Masih kuingat kata-katanya saat aku menerima telepon darinya. Di detik saat ia
akan pergi ke Mesir. Tabungan yang ia rawat sejak jenjang SMP ludes. Dia
tertipu. Dia mengirimkan fotocopy rekening, dan entah, sindikat hecker itu
memang sangat cerdas. Aku prihatin padanya. Namun keteguhannya tak menyurutkan
semangatnya. Ia mencari beasiswa ke Mesir. Al-Azhar. Dan berhasil. Mungkin
benar, tuhan selalu menguji kita untuk menjadikan kita pribadi yang lebih
hebat.
Dari jauh kulihat seseorang yang sangat ku kenal. Tazkiyah.

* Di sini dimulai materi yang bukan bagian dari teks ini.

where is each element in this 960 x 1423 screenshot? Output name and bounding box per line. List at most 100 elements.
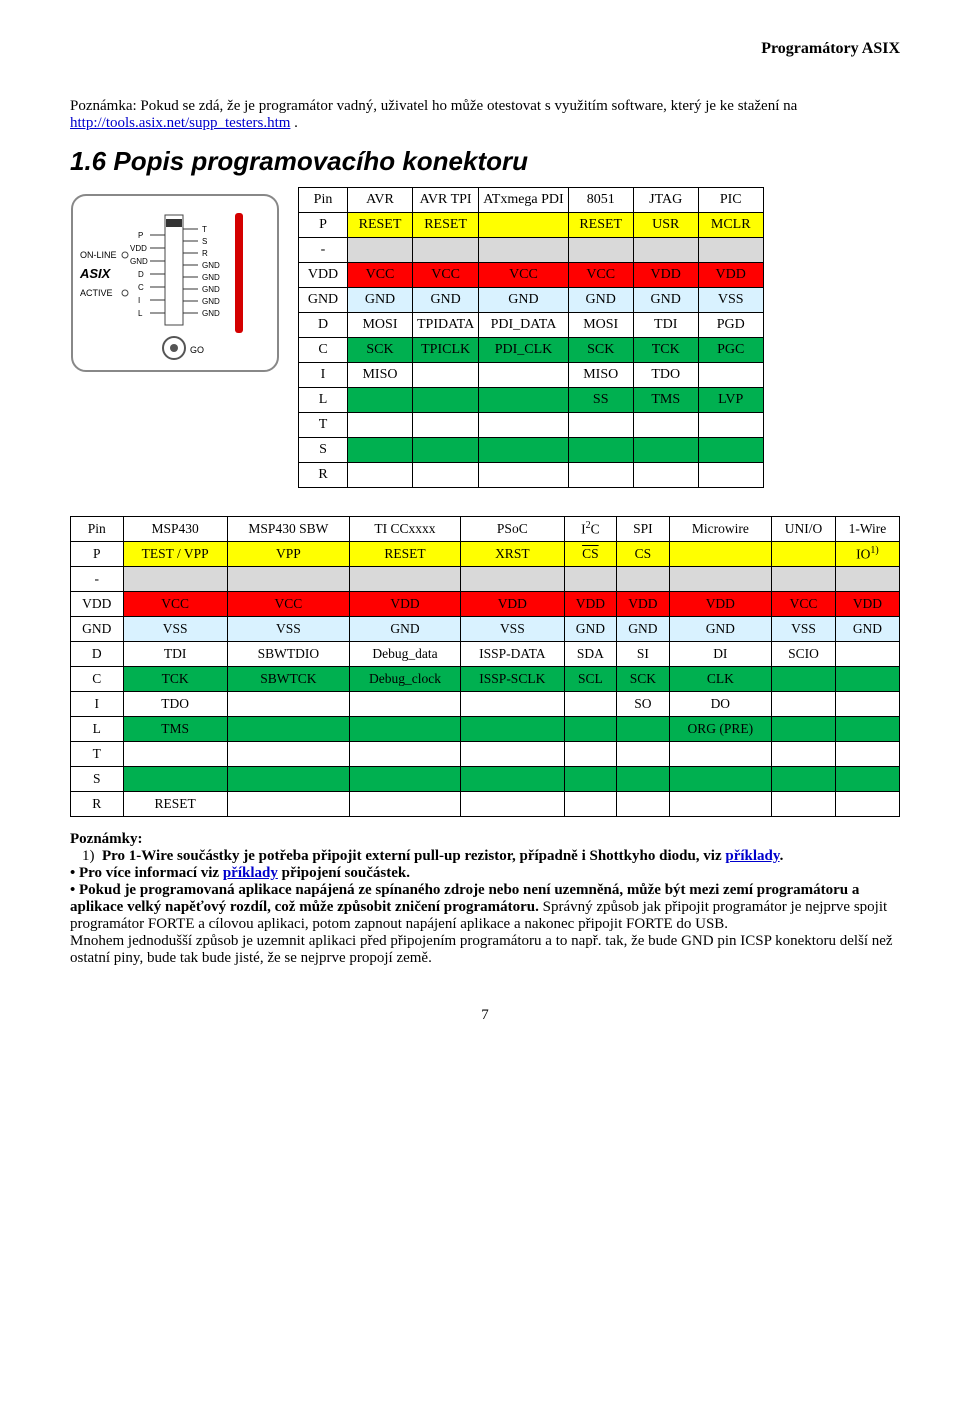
- pin-table-1: PinAVRAVR TPIATxmega PDI8051JTAGPIC PRES…: [298, 187, 764, 488]
- table-cell: [835, 692, 899, 717]
- table-cell: Debug_clock: [349, 667, 460, 692]
- table-cell: VCC: [772, 592, 836, 617]
- svg-text:GND: GND: [202, 309, 220, 318]
- table-cell: [461, 767, 565, 792]
- table-cell: TDO: [633, 363, 698, 388]
- connector-diagram: ON-LINE ASIX ACTIVE P VDD GND D: [70, 193, 280, 378]
- table-cell: [227, 717, 349, 742]
- table-row: CSCKTPICLKPDI_CLKSCKTCKPGC: [299, 338, 764, 363]
- table-cell: DO: [669, 692, 771, 717]
- pin-cell: GND: [71, 617, 124, 642]
- svg-text:C: C: [138, 283, 144, 292]
- table-cell: [413, 413, 479, 438]
- table-cell: VDD: [698, 263, 763, 288]
- svg-text:GND: GND: [202, 273, 220, 282]
- table-cell: [227, 792, 349, 817]
- table-cell: SCK: [568, 338, 633, 363]
- table-row: CTCKSBWTCKDebug_clockISSP-SCLKSCLSCKCLK: [71, 667, 900, 692]
- table-cell: TMS: [123, 717, 227, 742]
- footer-item1a: Pro 1-Wire součástky je potřeba připojit…: [102, 848, 725, 864]
- footer-title: Poznámky:: [70, 831, 143, 847]
- table-cell: TCK: [123, 667, 227, 692]
- footer-bullet1-link[interactable]: příklady: [223, 865, 278, 881]
- table-row: LTMSORG (PRE): [71, 717, 900, 742]
- svg-text:GND: GND: [202, 285, 220, 294]
- table-cell: TDO: [123, 692, 227, 717]
- table-cell: [227, 567, 349, 592]
- table-cell: [349, 567, 460, 592]
- table-cell: MOSI: [348, 313, 413, 338]
- pin-cell: S: [71, 767, 124, 792]
- table-cell: [617, 717, 670, 742]
- table-header: JTAG: [633, 188, 698, 213]
- svg-text:GND: GND: [130, 257, 148, 266]
- table-header: UNI/O: [772, 517, 836, 542]
- table-cell: VCC: [479, 263, 569, 288]
- table-cell: [835, 642, 899, 667]
- table-cell: [413, 238, 479, 263]
- table-cell: [348, 413, 413, 438]
- table-row: RRESET: [71, 792, 900, 817]
- table-header: AVR: [348, 188, 413, 213]
- table-header: I2C: [564, 517, 617, 542]
- table-cell: [349, 717, 460, 742]
- page-number: 7: [70, 1007, 900, 1024]
- table-cell: SS: [568, 388, 633, 413]
- table-header: MSP430 SBW: [227, 517, 349, 542]
- pin-cell: T: [71, 742, 124, 767]
- table-cell: [349, 792, 460, 817]
- table-header: PSoC: [461, 517, 565, 542]
- table-row: S: [299, 438, 764, 463]
- svg-text:GND: GND: [202, 297, 220, 306]
- table-cell: MCLR: [698, 213, 763, 238]
- table-header: Pin: [71, 517, 124, 542]
- table-row: DMOSITPIDATAPDI_DATAMOSITDIPGD: [299, 313, 764, 338]
- pin-cell: T: [299, 413, 348, 438]
- table-cell: [669, 742, 771, 767]
- svg-text:ASIX: ASIX: [79, 266, 112, 281]
- table-cell: VDD: [669, 592, 771, 617]
- pin-cell: VDD: [299, 263, 348, 288]
- note-link[interactable]: http://tools.asix.net/supp_testers.htm: [70, 115, 290, 131]
- pin-cell: C: [71, 667, 124, 692]
- table-cell: VCC: [227, 592, 349, 617]
- table-cell: SCK: [617, 667, 670, 692]
- table-header: SPI: [617, 517, 670, 542]
- table-cell: TEST / VPP: [123, 542, 227, 567]
- svg-text:ON-LINE: ON-LINE: [80, 250, 117, 260]
- footer-notes: Poznámky: 1) Pro 1-Wire součástky je pot…: [70, 831, 900, 967]
- pin-cell: R: [299, 463, 348, 488]
- table-cell: [835, 792, 899, 817]
- table-cell: TCK: [633, 338, 698, 363]
- table-cell: [564, 692, 617, 717]
- table-cell: PGD: [698, 313, 763, 338]
- table-cell: [348, 438, 413, 463]
- table-cell: [479, 413, 569, 438]
- table-cell: [461, 717, 565, 742]
- table-cell: [772, 792, 836, 817]
- table-cell: CS: [617, 542, 670, 567]
- svg-text:T: T: [202, 225, 207, 234]
- table-cell: TMS: [633, 388, 698, 413]
- table-row: R: [299, 463, 764, 488]
- table-cell: GND: [349, 617, 460, 642]
- table-cell: [835, 767, 899, 792]
- table-row: T: [299, 413, 764, 438]
- table-cell: [564, 742, 617, 767]
- table-cell: [349, 742, 460, 767]
- table-cell: VDD: [617, 592, 670, 617]
- table-cell: SCK: [348, 338, 413, 363]
- table-cell: RESET: [413, 213, 479, 238]
- table-cell: PDI_CLK: [479, 338, 569, 363]
- svg-text:R: R: [202, 249, 208, 258]
- table-cell: [698, 413, 763, 438]
- table-cell: [413, 438, 479, 463]
- table-cell: [617, 792, 670, 817]
- footer-item1-link[interactable]: příklady: [725, 848, 779, 864]
- table-cell: [413, 463, 479, 488]
- table-cell: VSS: [772, 617, 836, 642]
- pin-cell: GND: [299, 288, 348, 313]
- table-cell: GND: [479, 288, 569, 313]
- table-cell: [123, 767, 227, 792]
- table-cell: SO: [617, 692, 670, 717]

Dia benar-benar datang. Saudara kembar yang aku sanjung-sanjung semangatnya.
Aku melihat Rizqi menghampirinya, emngulurkan tangan untuk bersalaman. Tazkiyah
justru menelungkupkan tangannya. Dia, memang benar-benar menjadikan dirinya
lebih baik. Aura itu tak pernah hilang dari wajahnya. Aura yang dulu
dikombinasikan dengan kulit coklat, sekarang ia berhasil mengkombinasikannya
dengan kulit putih berseri.
“kakak, kau cantik sekali. Eits, Assalamualaikum” ucapnya
yang baru tersadar bahwa ia belum mengucapkan salam padaku. Kebiasaan itu tak
pernah hilang. Tergesa-gesa saat mendapat kebahagiaan.